Background: Recombinant human bone morphogenetic protein-2 (rhBMP-2) has been shown to be an effective therapy in the acute calvarial defect wound and in calvarial defects complicated by chronic scar and radiation. The authors assessed the effectiveness of rhBMP-2–mediated bone regeneration in calvarial defects complicated by durectomy. Methods: Sixteen adult New Zealand White rabbits underwent subtotal calvariectomy and dural removal, followed by dural repair and reconstruction in one of four groups: empty (n = 3), vehicle (buffer solution on an absorbable collagen sponge, n = 2), autologous graft (n = 3), or rhBMP-2 repair (rhBMP-2/absorbable collagen sponge, n = 8).

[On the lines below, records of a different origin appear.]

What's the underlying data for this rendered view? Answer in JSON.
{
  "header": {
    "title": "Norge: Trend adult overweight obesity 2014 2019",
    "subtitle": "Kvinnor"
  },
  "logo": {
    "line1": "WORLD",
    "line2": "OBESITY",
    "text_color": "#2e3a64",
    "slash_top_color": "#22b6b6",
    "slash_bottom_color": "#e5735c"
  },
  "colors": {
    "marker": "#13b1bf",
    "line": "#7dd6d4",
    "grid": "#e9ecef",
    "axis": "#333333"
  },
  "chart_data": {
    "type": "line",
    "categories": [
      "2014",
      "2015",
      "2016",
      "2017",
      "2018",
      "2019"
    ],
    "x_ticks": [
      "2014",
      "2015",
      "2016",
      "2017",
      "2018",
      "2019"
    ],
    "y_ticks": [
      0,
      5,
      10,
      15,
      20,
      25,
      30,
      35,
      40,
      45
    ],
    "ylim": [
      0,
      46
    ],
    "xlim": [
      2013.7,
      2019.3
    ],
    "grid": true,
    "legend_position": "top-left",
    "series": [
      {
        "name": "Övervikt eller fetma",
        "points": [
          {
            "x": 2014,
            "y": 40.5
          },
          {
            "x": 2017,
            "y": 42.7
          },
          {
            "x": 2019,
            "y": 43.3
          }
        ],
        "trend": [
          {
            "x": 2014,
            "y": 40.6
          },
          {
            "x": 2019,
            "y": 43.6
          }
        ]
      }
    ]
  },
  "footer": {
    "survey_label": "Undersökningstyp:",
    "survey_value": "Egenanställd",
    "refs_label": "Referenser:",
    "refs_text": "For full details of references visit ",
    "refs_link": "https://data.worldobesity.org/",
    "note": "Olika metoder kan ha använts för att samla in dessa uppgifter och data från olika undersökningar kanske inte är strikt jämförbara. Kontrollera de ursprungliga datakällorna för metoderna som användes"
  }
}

Animals underwent computed tomographic imaging at 0, 2, 4, and 6 weeks postoperatively, followed by euthanasia and histologic analysis. Percent healing was determined by three-dimensional analysis. A 4 × 3 mixed model analysis of variance was performed on healing versus treatment group/postoperative time. Results: The rhBMP-2/absorbable collagen sponge and autograft repair groups had 51.4 and 37.3 percent healing, respectively, at 6 weeks; empty and vehicle control groups had 7.8 and 17.9 percent healing, respectively, at 6 weeks. Compared with immediate favorable reconstruction (96.8 percent healing), rhBMP-2 in this setting was significantly less effective (p = 0.001). Bone in the rhBMP-2/absorbable collagen sponge group was compact and cellular but appeared only over the intact sagittal sinus and irregularly within the absorbable collagen sponge. Conclusions: Although promising in the acute calvarial wound and other complex defects, rhBMP-2 therapy is less effective in reconstruction following dural compromise. Future studies using additional growth factors and cell therapy may improve results in this especially difficult scenario.